This know-how document provides supplementary information for the end-to-end workflow for telomere-to-telomere sequencing of the human genome using the Oxford Nanopore PromethION platform.

The Telomere-to-telomere sequencing (T2T) on PromethION (SQK-APK114, SQK-LSK114, and SQK-ULK114) protocol includes three separate sequencing experiments: Ultra-Long DNA Sequencing Kit V14 (SQK-ULK114), Assembly Polishing Kit V14 (SQK-APK114), and the Pore-C protocol using the Ligation Sequencing Kit V14 (SQK-LSK114).

The telomere-to-telomere (T2T) workflow combines ultra-long reads, Pore-C and our new assembly-polishing chemistry to completely resolve haplotypes and achieve a state-of-the-art Q50 human assembly.

Our recommendation is that four PromethION Flow Cells are used for telomere-to-telomere sequencing of a single human sample, and are allocated accordingly:

Preparation	Kit	R10.4.1 PromethION Flow Cells	Input (whole blood)
Ultra-long DNA sequencing	SQK-ULK114	2	2 x 1.6 ml (2 x ~6 million cells)
Pore-C	SQK-LSK114	1	5–10 ml (~10 million cells)
Assembly polishing	SQK-APK114	1	1 ml (for 5 µg gDNA) (~5 million cells)

We see that 130 Gb of pass data (equating to ~43X depth of the human genome) provides good assembly contiguity with a high number of T2T contigs and scaffolds (when combined with pore-C).

Figure 1 shows how performance (the number of T2T contigs/scaffolds) differs with varying amounts of ULK data, shown as both depth of coverage and total output (Gb). The figure represents data phased with the Verkko native Pore-C phaser. Also shown is the expected output/depth from ULK experiments.

Figure 1: T2T contig and scaffold assembly performance across ULK data coverage depth. Data is phased with the Verkko native Pore-C phaser. Solid vertical lines represent median coverage depths obtained (in total over two flow cells) from a number of ULK experiments, with the shaded green box representing the interquartile range of the dataset (which we equate to expected depth).

It is important to consider how the assembly quality is affected by the N50 yielded from the ULK preparation. Our data shows an N50 of 100 kbp is on trend with that of 120 kbp, but an N50 of 75 kbp shows some deterioration in performance (Figure 2).
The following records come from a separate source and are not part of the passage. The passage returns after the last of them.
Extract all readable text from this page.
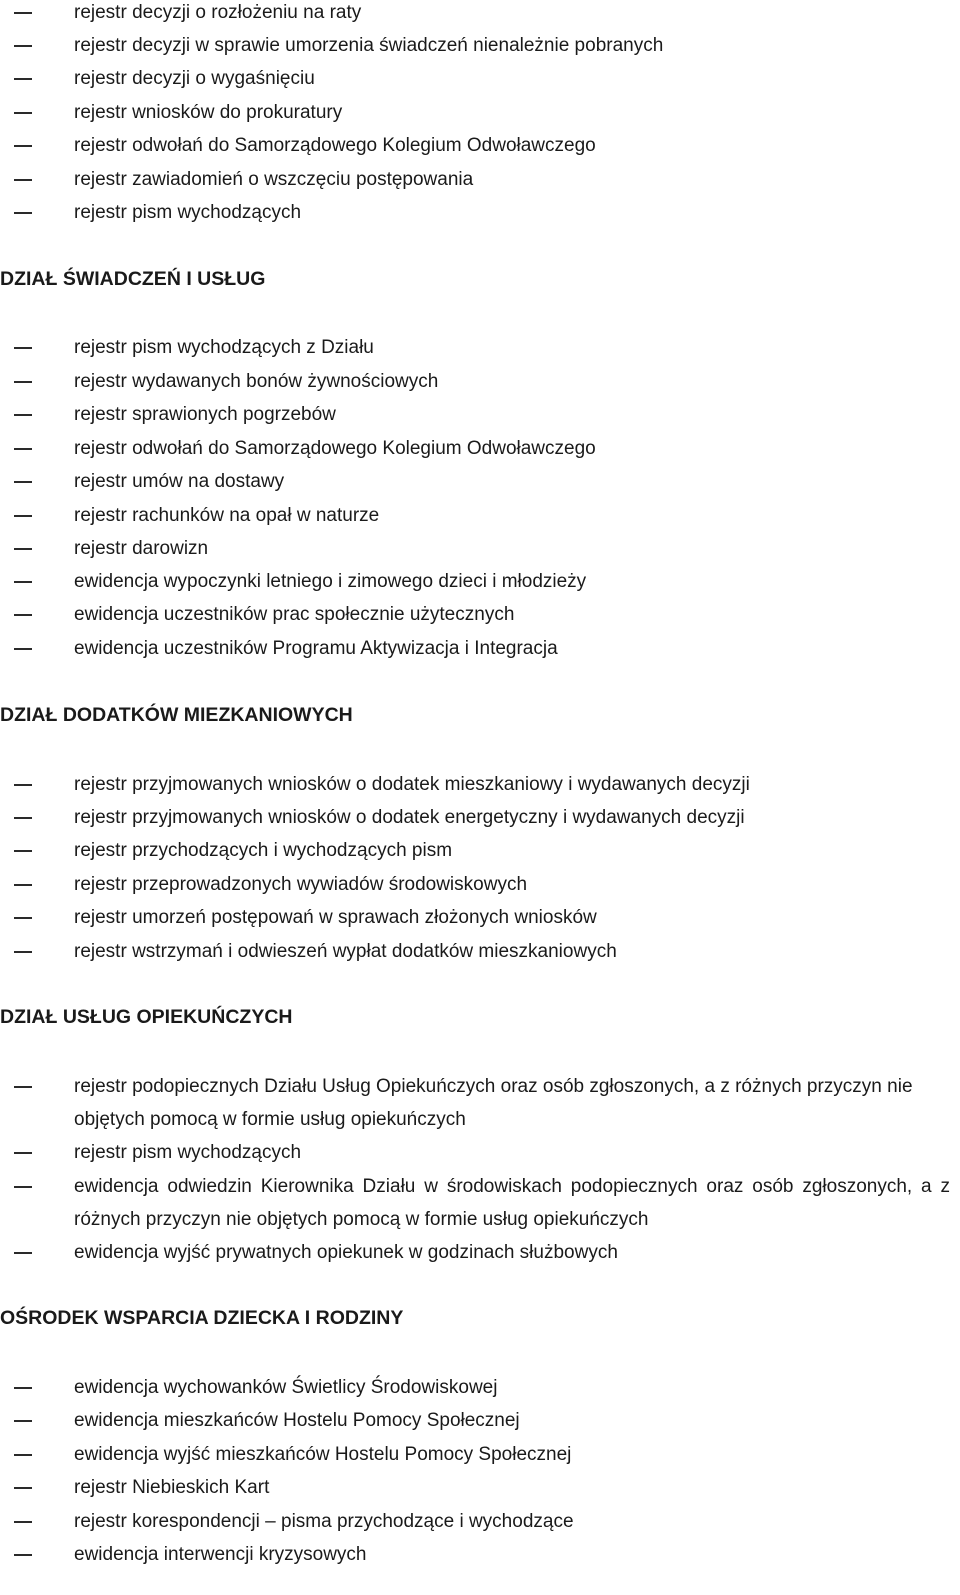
rejestr decyzji o rozłożeniu na raty
rejestr decyzji w sprawie umorzenia świadczeń nienależnie pobranych
rejestr decyzji o wygaśnięciu
rejestr wniosków do prokuratury
rejestr odwołań do Samorządowego Kolegium Odwoławczego
rejestr zawiadomień o wszczęciu postępowania
rejestr pism wychodzących
DZIAŁ ŚWIADCZEŃ I USŁUG
rejestr pism wychodzących z Działu
rejestr wydawanych bonów żywnościowych
rejestr sprawionych pogrzebów
rejestr odwołań do Samorządowego Kolegium Odwoławczego
rejestr umów na dostawy
rejestr rachunków na opał w naturze
rejestr darowizn
ewidencja wypoczynki letniego i zimowego dzieci i młodzieży
ewidencja uczestników prac społecznie użytecznych
ewidencja uczestników Programu Aktywizacja i Integracja
DZIAŁ DODATKÓW MIEZKANIOWYCH
rejestr przyjmowanych wniosków o dodatek mieszkaniowy i wydawanych decyzji
rejestr przyjmowanych wniosków o dodatek energetyczny i wydawanych decyzji
rejestr przychodzących i wychodzących pism
rejestr przeprowadzonych wywiadów środowiskowych
rejestr umorzeń postępowań w sprawach złożonych wniosków
rejestr wstrzymań i odwieszeń wypłat dodatków mieszkaniowych
DZIAŁ USŁUG OPIEKUŃCZYCH
rejestr podopiecznych Działu Usług Opiekuńczych oraz osób zgłoszonych, a z różnych przyczyn nie objętych pomocą w formie usług opiekuńczych
rejestr pism wychodzących
ewidencja odwiedzin Kierownika Działu w środowiskach podopiecznych oraz osób zgłoszonych, a z różnych przyczyn nie objętych pomocą w formie usług opiekuńczych
ewidencja wyjść prywatnych opiekunek w godzinach służbowych
OŚRODEK WSPARCIA DZIECKA I RODZINY
ewidencja wychowanków Świetlicy Środowiskowej
ewidencja mieszkańców Hostelu Pomocy Społecznej
ewidencja wyjść mieszkańców Hostelu Pomocy Społecznej
rejestr Niebieskich Kart
rejestr korespondencji – pisma przychodzące i wychodzące
ewidencja interwencji kryzysowych
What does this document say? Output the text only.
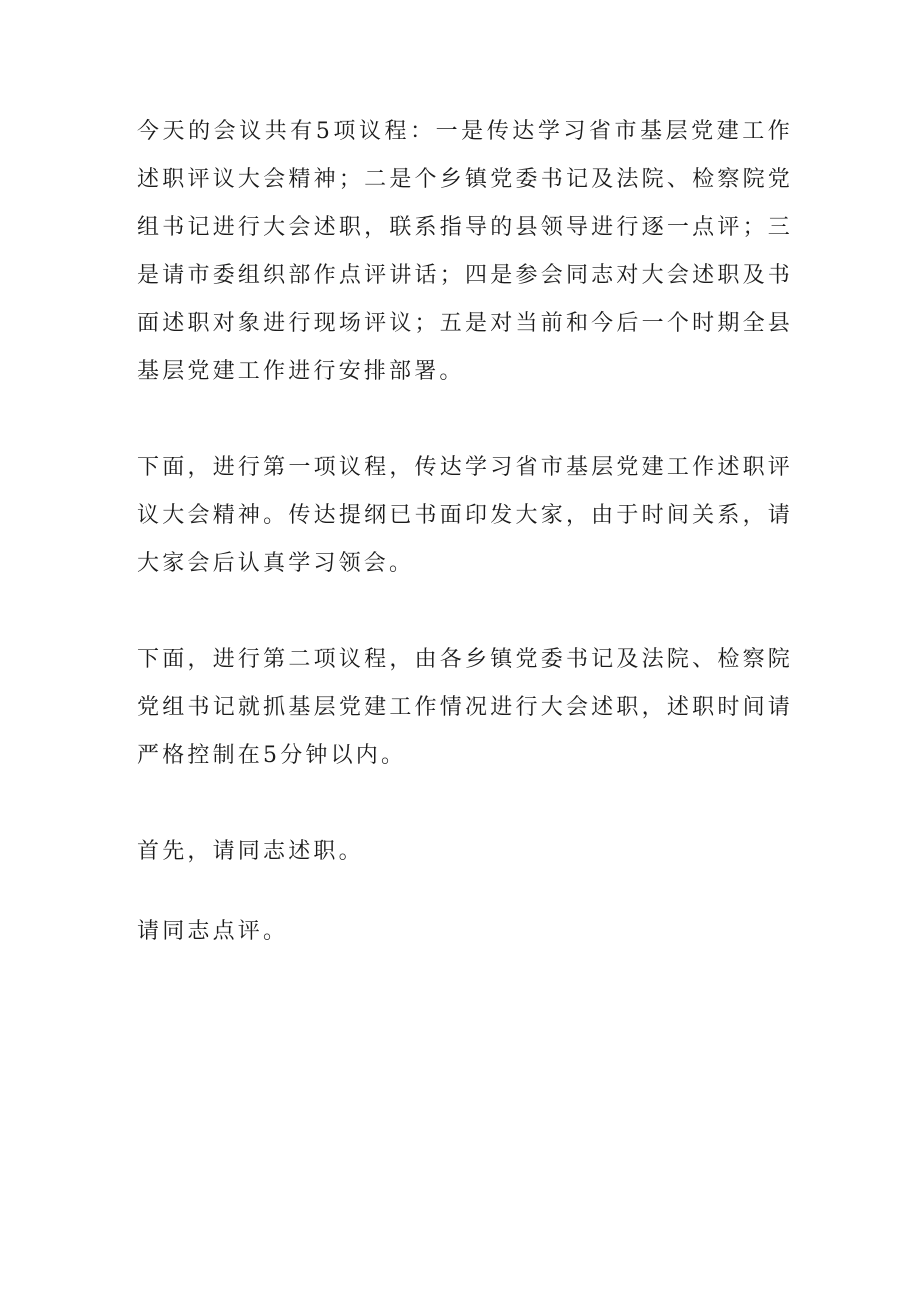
今天的会议共有5项议程：一是传达学习省市基层党建工作述职评议大会精神；二是个乡镇党委书记及法院、检察院党组书记进行大会述职，联系指导的县领导进行逐一点评；三是请市委组织部作点评讲话；四是参会同志对大会述职及书面述职对象进行现场评议；五是对当前和今后一个时期全县基层党建工作进行安排部署。

下面，进行第一项议程，传达学习省市基层党建工作述职评议大会精神。传达提纲已书面印发大家，由于时间关系，请大家会后认真学习领会。

下面，进行第二项议程，由各乡镇党委书记及法院、检察院党组书记就抓基层党建工作情况进行大会述职，述职时间请严格控制在5分钟以内。

首先，请同志述职。

请同志点评。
Figure 2: Initial data on the dependence of N50 on the performance of ULK data. At 45X depth (filtered data) the number of T2T configs and T2T scaffolds produced with an N50 of 100 kbp (purple •) appears on trend with 120 kbp data (blue •). A noticeable drop in performance is observed at 75 kbp (green •). As in Figure 1, solid vertical lines represent median read depths obtained (in total over two flow cells) from a number of ULK experiments, with the shaded green box representing the interquartile range of the dataset (which we equate to expected depth).
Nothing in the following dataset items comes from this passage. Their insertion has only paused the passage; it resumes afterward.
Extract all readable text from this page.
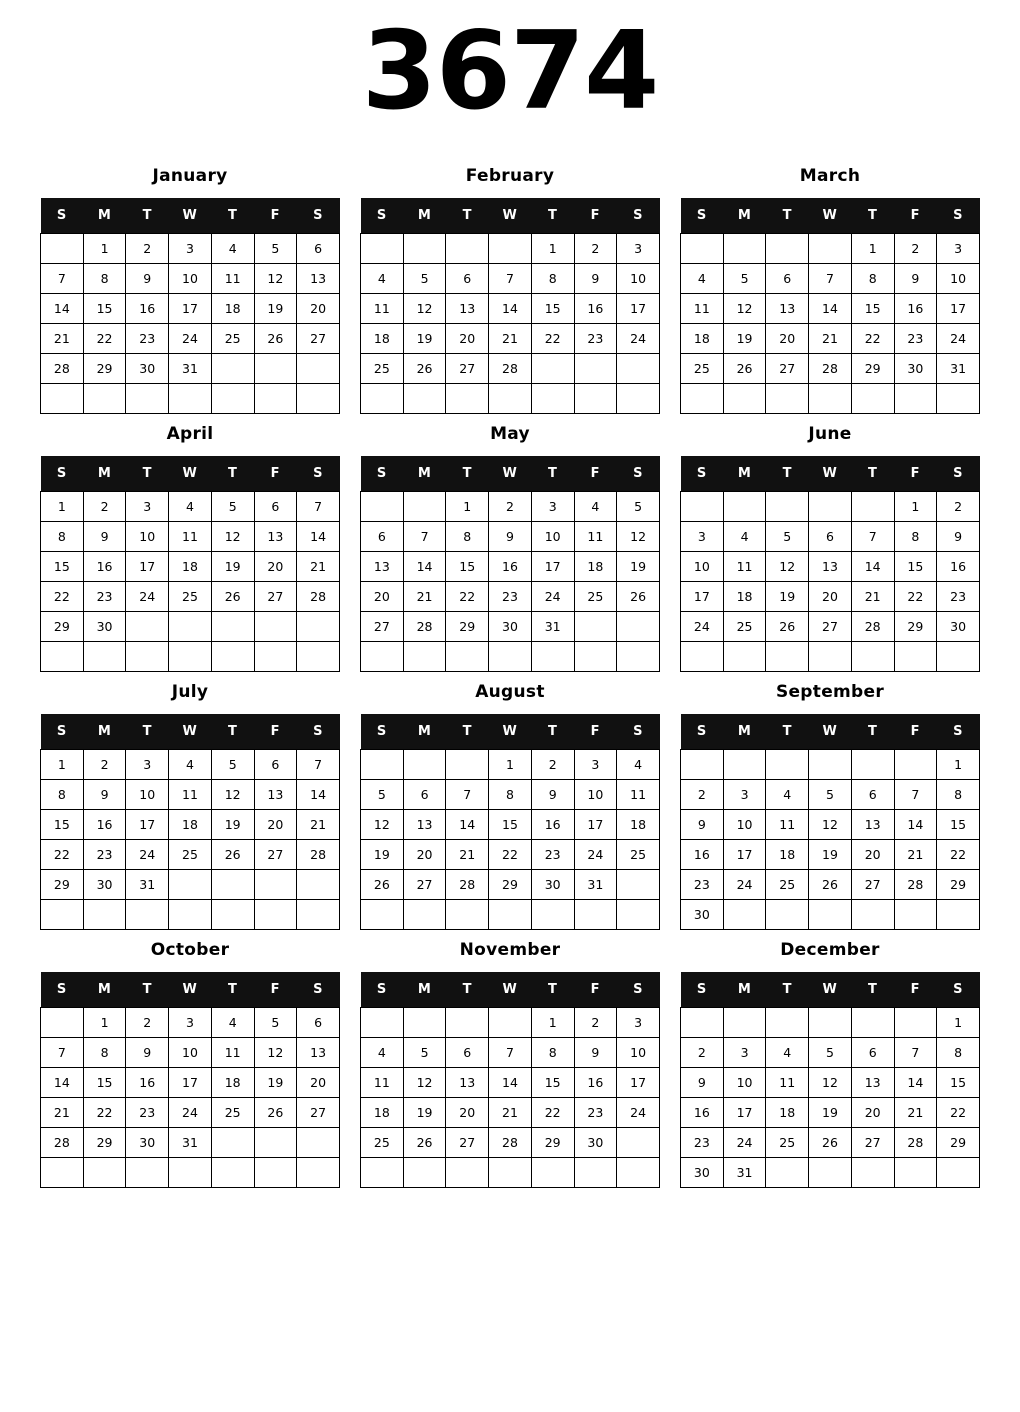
3674
January
S	M	T	W	T	F	S
	1	2	3	4	5	6
7	8	9	10	11	12	13
14	15	16	17	18	19	20
21	22	23	24	25	26	27
28	29	30	31			

February
S	M	T	W	T	F	S
				1	2	3
4	5	6	7	8	9	10
11	12	13	14	15	16	17
18	19	20	21	22	23	24
25	26	27	28			

March
S	M	T	W	T	F	S
				1	2	3
4	5	6	7	8	9	10
11	12	13	14	15	16	17
18	19	20	21	22	23	24
25	26	27	28	29	30	31

April
S	M	T	W	T	F	S
1	2	3	4	5	6	7
8	9	10	11	12	13	14
15	16	17	18	19	20	21
22	23	24	25	26	27	28
29	30					

May
S	M	T	W	T	F	S
		1	2	3	4	5
6	7	8	9	10	11	12
13	14	15	16	17	18	19
20	21	22	23	24	25	26
27	28	29	30	31		

June
S	M	T	W	T	F	S
					1	2
3	4	5	6	7	8	9
10	11	12	13	14	15	16
17	18	19	20	21	22	23
24	25	26	27	28	29	30

July
S	M	T	W	T	F	S
1	2	3	4	5	6	7
8	9	10	11	12	13	14
15	16	17	18	19	20	21
22	23	24	25	26	27	28
29	30	31				

August
S	M	T	W	T	F	S
			1	2	3	4
5	6	7	8	9	10	11
12	13	14	15	16	17	18
19	20	21	22	23	24	25
26	27	28	29	30	31	

September
S	M	T	W	T	F	S
						1
2	3	4	5	6	7	8
9	10	11	12	13	14	15
16	17	18	19	20	21	22
23	24	25	26	27	28	29
30						
October
S	M	T	W	T	F	S
	1	2	3	4	5	6
7	8	9	10	11	12	13
14	15	16	17	18	19	20
21	22	23	24	25	26	27
28	29	30	31			

November
S	M	T	W	T	F	S
				1	2	3
4	5	6	7	8	9	10
11	12	13	14	15	16	17
18	19	20	21	22	23	24
25	26	27	28	29	30	

December
S	M	T	W	T	F	S
						1
2	3	4	5	6	7	8
9	10	11	12	13	14	15
16	17	18	19	20	21	22
23	24	25	26	27	28	29
30	31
Pore-C provides long-range data; longer range than even Ultra-long data, and is required for genome phasing. Data supports that 25X depth of the human genome from Pore-C data gives us good contig and scaffold assembly performance (Figure 3). In our experiments we saw no benefit to increasing Pore-C coverage depth above 25x.

Without the Pore-C data you will obtain no information for T2T contigs and/or scaffolds. If the Pore-C experiment is omitted, T2T contigs will be broken at un-spanned homozygous regions, as Verkko won’t know which haplotypes on either side belong together.
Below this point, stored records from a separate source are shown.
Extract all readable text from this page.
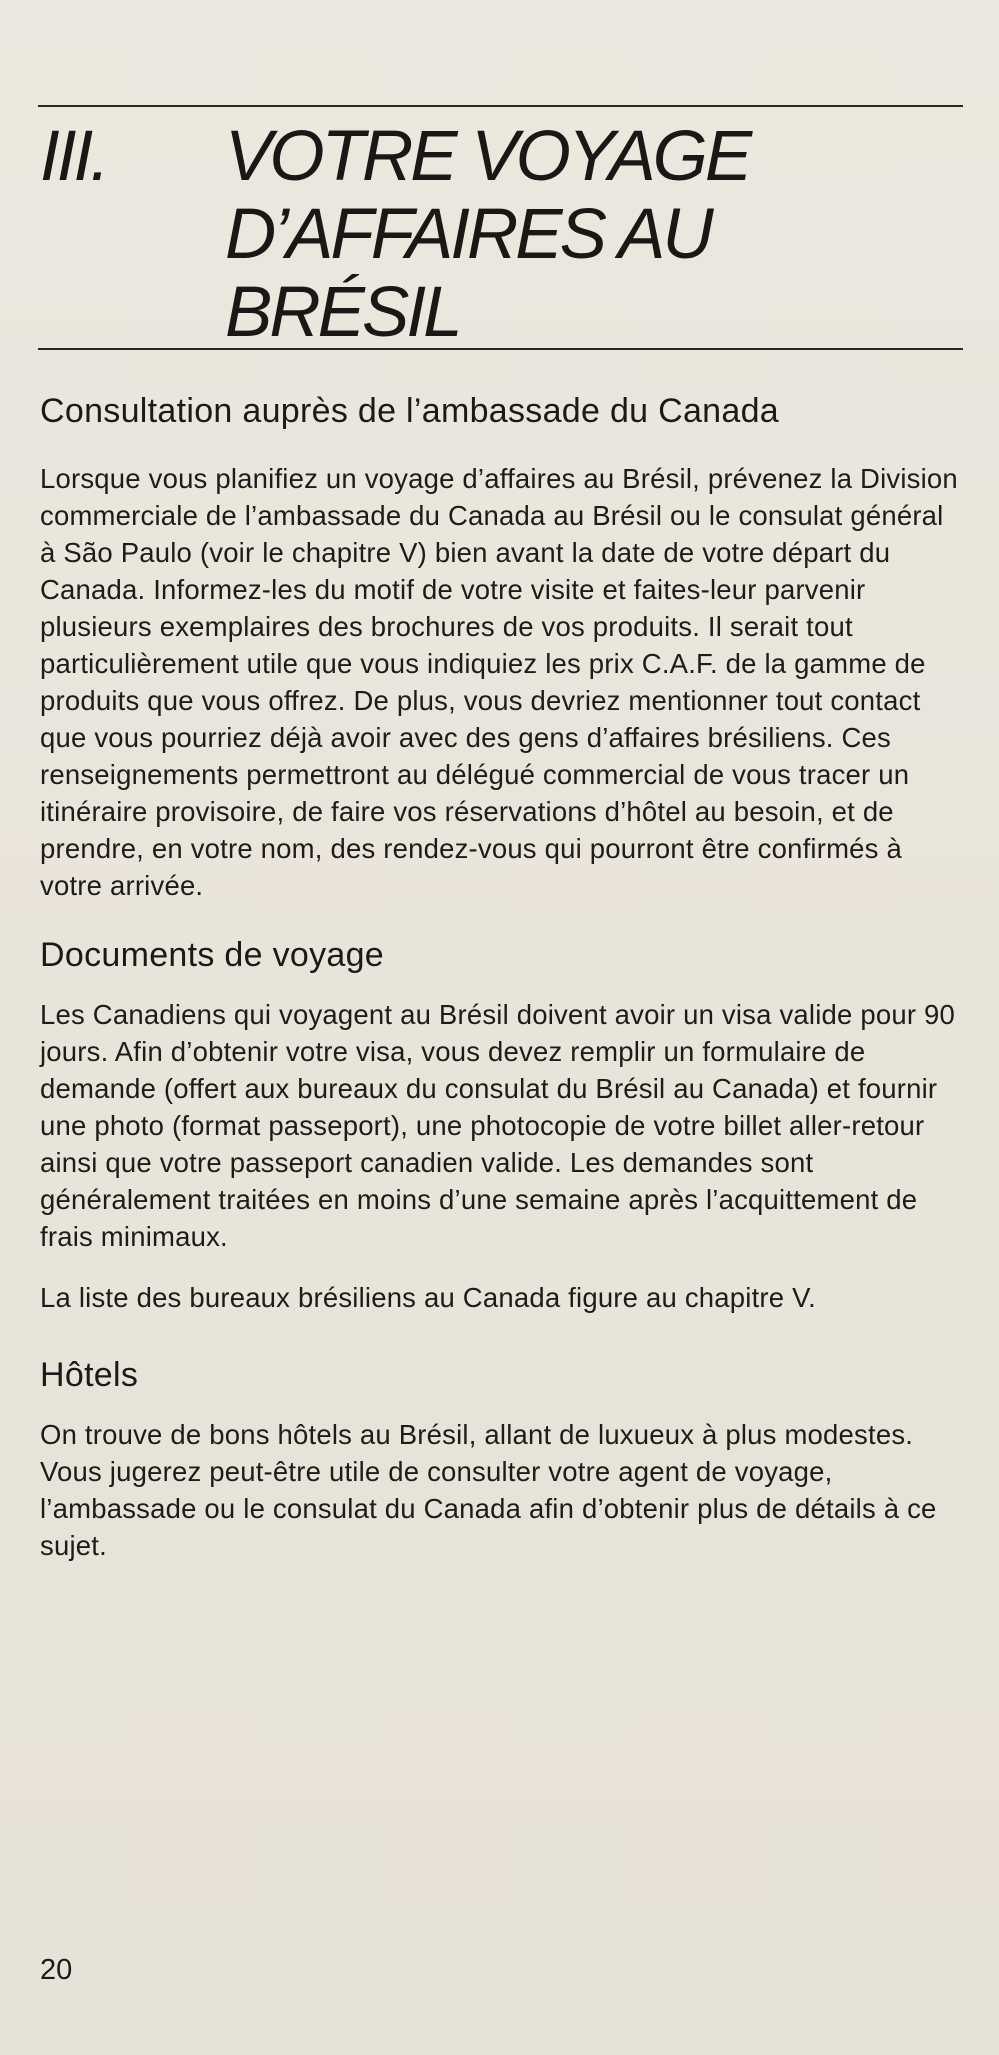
III. VOTRE VOYAGE
D’AFFAIRES AU
BRÉSIL
Consultation auprès de l’ambassade du Canada

Lorsque vous planifiez un voyage d’affaires au Brésil, prévenez la Division commerciale de l’ambassade du Canada au Brésil ou le consulat général à São Paulo (voir le chapitre V) bien avant la date de votre départ du Canada. Informez-les du motif de votre visite et faites-leur parvenir plusieurs exemplaires des brochures de vos produits. Il serait tout particulièrement utile que vous indiquiez les prix C.A.F. de la gamme de produits que vous offrez. De plus, vous devriez mentionner tout contact que vous pourriez déjà avoir avec des gens d’affaires brésiliens. Ces renseignements permettront au délégué commercial de vous tracer un itinéraire provisoire, de faire vos réservations d’hôtel au besoin, et de prendre, en votre nom, des rendez-vous qui pourront être confirmés à votre arrivée.

Documents de voyage

Les Canadiens qui voyagent au Brésil doivent avoir un visa valide pour 90 jours. Afin d’obtenir votre visa, vous devez remplir un formulaire de demande (offert aux bureaux du consulat du Brésil au Canada) et fournir une photo (format passeport), une photocopie de votre billet aller-retour ainsi que votre passeport canadien valide. Les demandes sont généralement traitées en moins d’une semaine après l’acquittement de frais minimaux.

La liste des bureaux brésiliens au Canada figure au chapitre V.

Hôtels

On trouve de bons hôtels au Brésil, allant de luxueux à plus modestes. Vous jugerez peut-être utile de consulter votre agent de voyage, l’ambassade ou le consulat du Canada afin d’obtenir plus de détails à ce sujet.

20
Figure 3: Dependence of phasing performance on Pore-C human genome depth. Solid vertical line represents median depth obtained from a number of Pore-C experiments, with the shaded blue box representing the interquartile range of the dataset (which we equate to expected depth).

For Pore-C data generation, ultimate performance is dependent on how well DNA cross-linking occurred during the sample preparation, and not solely on the outputs/depths achieved during sequencing.

Assembly polishing represents one of the final steps in the T2T workflow and uses the data generated with the Assembly Polishing Kit (SQK-APK114) with the aim to attain Q50 accuracies. The graph below (Figure 4) details the relationship between the amount of APK data and Q-accuracy.

Figure 4: Dependence of Q-accuracy on APK output (depth). The solid vertical line represents median depth obtained from a number of APK experiments, with the shaded green box representing the interquartile range of the dataset (which we equate to expected depth).

Read lengths achieved in APK sequencing runs are expected to be ~6-8 kb. If assembly polishing is not used during the workflow assemblies are expected to be in the range of ~Q40 rather than ~Q50.

Current data processing requirements dictate that experienced bioinformaticians are needed, with an appropriate level of compute power as described in the community protocol. Details of how to undertake the analysis are also contained within the community protocol with appropriate Github links. An example Nanopore-only T2T dataset is also linked via this EPI2ME blog post.